Ritika remembers being excited to come to the “Utopian society” that she envisioned America to be.

She remembers arriving at Newark Airport and getting to munch on potato chips before her family made their way to Houston.

“It was exactly like how I saw it in pictures,” she said.

But it was hard. She missed her friends and home.

She took a test and her English was good enough that she didn’t have to be in English as a Second Language classes upon entering the U.S. school system in fifth grade.

While she knew English, there still was a disconnect from British English and American.

She didn’t always know what people were saying to her, so she assumed they were being mean. It was her teacher who helped her adapt.

She also started reading lots of books, out of her competitive nature, because she wanted to win a prize from the local library. That also helped her English improve.

After two years in Houston, her family moved to Whitehall to the former Prospect Park, now Whitehall Place apartments.

It was an adjustment, again. There were all of these other Nepali kids in her school in Baldwin-Whitehall, something she didn’t have in Houston.

“I didn’t know how to act because I hadn’t been friends with someone my age who was Nepali for two years,” she said.

Ritika, who describes herself as “outgoing and extroverted” in Nepal, says she isolated herself in the U.S., because she was insecure and always thought people were talking about her. Finally, she’s now starting to come out of that shell.
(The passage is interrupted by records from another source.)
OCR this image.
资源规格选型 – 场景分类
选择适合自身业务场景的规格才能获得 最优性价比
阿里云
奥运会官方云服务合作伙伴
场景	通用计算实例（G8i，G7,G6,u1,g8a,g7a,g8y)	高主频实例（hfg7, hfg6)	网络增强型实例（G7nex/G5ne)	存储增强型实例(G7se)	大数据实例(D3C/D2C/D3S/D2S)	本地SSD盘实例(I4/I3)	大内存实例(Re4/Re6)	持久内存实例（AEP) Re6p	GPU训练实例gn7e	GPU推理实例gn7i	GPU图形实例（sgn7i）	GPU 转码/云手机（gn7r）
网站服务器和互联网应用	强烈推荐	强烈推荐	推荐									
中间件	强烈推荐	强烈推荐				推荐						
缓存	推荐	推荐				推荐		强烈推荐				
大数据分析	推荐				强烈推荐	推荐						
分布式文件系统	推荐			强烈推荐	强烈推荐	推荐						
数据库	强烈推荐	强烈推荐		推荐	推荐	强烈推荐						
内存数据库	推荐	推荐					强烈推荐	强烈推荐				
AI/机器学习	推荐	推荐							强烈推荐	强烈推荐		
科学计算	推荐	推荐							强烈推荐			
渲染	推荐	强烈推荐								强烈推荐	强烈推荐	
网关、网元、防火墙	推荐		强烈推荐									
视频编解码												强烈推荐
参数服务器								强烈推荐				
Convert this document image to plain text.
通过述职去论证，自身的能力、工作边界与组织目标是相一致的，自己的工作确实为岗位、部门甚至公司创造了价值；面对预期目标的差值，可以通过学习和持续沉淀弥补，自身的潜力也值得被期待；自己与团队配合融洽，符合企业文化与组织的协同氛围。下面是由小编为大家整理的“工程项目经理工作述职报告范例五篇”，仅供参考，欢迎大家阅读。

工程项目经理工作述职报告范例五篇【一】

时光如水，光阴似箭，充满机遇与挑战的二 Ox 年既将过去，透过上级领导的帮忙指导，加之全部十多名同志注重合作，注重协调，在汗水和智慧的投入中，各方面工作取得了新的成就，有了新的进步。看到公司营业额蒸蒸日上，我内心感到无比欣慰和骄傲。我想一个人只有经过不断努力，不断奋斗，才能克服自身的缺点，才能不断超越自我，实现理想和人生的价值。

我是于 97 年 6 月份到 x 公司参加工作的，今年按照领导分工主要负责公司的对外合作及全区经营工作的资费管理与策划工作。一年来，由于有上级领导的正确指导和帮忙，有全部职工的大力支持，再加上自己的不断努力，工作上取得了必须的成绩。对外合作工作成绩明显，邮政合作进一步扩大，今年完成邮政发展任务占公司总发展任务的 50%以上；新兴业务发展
She took school very seriously and liked to take the hard classes. She talks about how in Nepal, a good education isn’t free. Here it is.

“It made me very appreciative and very grateful and I never took it for granted,” she said.

Her parents instilled it in her to work hard. And she’s never quick to judge anyone, because you never know what they’ve been through.

“She’s a great kid. She’s good at everything she does,” said Susie Backscheider, youth mentoring coordinator for South Hills Interfaith Movement, where Ritika was involved in programming and worked at the summer camp. “She’s obviously very bright.”

At Baldwin High School, Ritika was in the National Honor Society, where she was the vice president of tutoring her senior year. She strived to help the school’s large population of refugees with their tutoring in that role.

She also was in math league and played soccer for Baldwin for two years.

“She’s very smart, but she’s also very kind and very down to earth,” said Anthony Paolo, a volunteer youth mentor with SHIM.

In the Prospect Park neighborhood, she helped lead a community soccer team.

She even volunteered with Global Links to help sort packages that were sent to people living in areas affected by natural disasters.

While Ritika is not the first to go to college in her family — her brother graduated from Penn State Greater Allegheny and now is enrolled in a master’s program for IT at Point Park — Ritika did not want to burden her parents with the process or finances of college.

She used the internet to help her find the top schools in her major and sought the help of SHIM youth mentors with the application process.

She knew that getting loans would “put a huge pressure” on her parents, who would want to help her pay the money back because that’s the Nepali culture, she said.

So, she sought out as many scholarships as possible. Villanova gave her some money off her tuition and she received a few other smaller scholarships.

This one, though, is life-changing.

She hopes to someday work with a disadvantaged population as a doctor.

“I can’t see myself doing anything else,” she said.